“Knowledge is the most powerful weapon in overcoming fear”

Sadness, worry or fear are natural emotions during the cancer journey and in some circumstances, the instantaneous triggering of the ‘flight response’ in fearful situations can be life-saving.  However, in situations where cognitive processing is desired, and needed, the presence of fear is counter-productive.  

Fear is often a dominant driver for patients in their health decision-making process with literature showing that certain decisions made from a position of fear and anxiety are ‘less optimal’ than those made in a state of calm.  This can mean that emotions such as fear, trigger actions, thus sacrificing cognitive processing for speed.

“Ask questions! Do your research! Select a medical team that inspires confidence and comfort”

Cancer decisions often involve concepts that are hard to grasp, such as health risks and probabilities, technical medical information that is unfamiliar to most patients, and a multiplicity of options that can be overwhelming, especially in the context of emotions, such as fear.

“Cancer-Related Decisions are Complex and Can Benefit from Decision Support”

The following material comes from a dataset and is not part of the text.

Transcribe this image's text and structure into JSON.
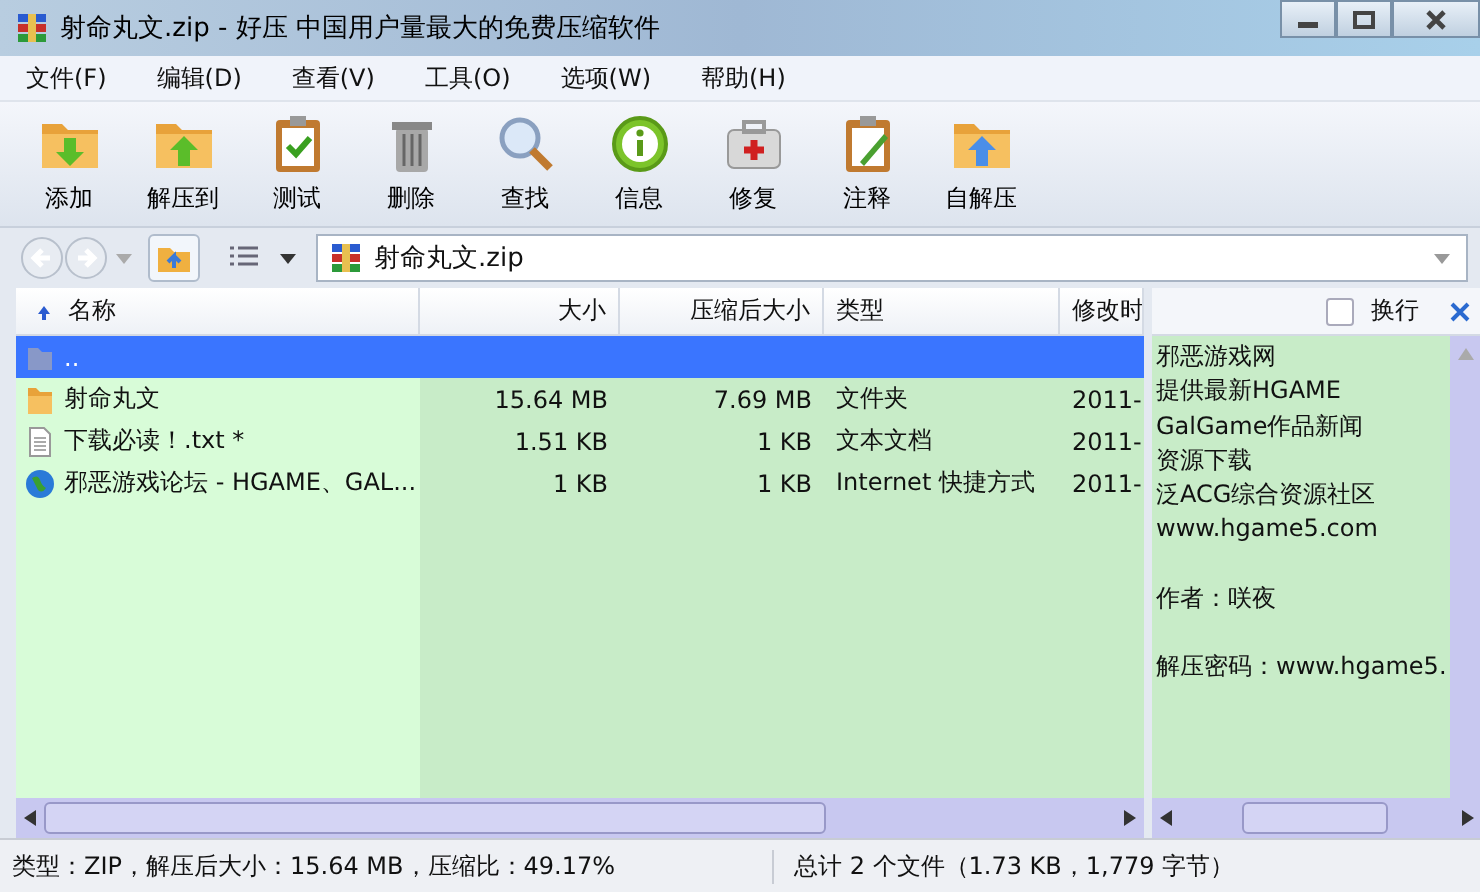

Support is provided in a number of ways to assist patients diagnosed with cancer, to better understand their individual treatment options and help patients communicate with their health care team.  Counselling support is generally offered at diagnosis along with access to an oncology social worker, or in some countries, a ‘Cancer Coach‘, who can all provide valuable information along with emotional support.  Linking in with a Cancer Support group can also provide a safe place to share experiences with others who are dealing with cancer.

“Don’t try to get rid of it. Welcome it. Embrace it. Fear holds no power over who you truly are!!”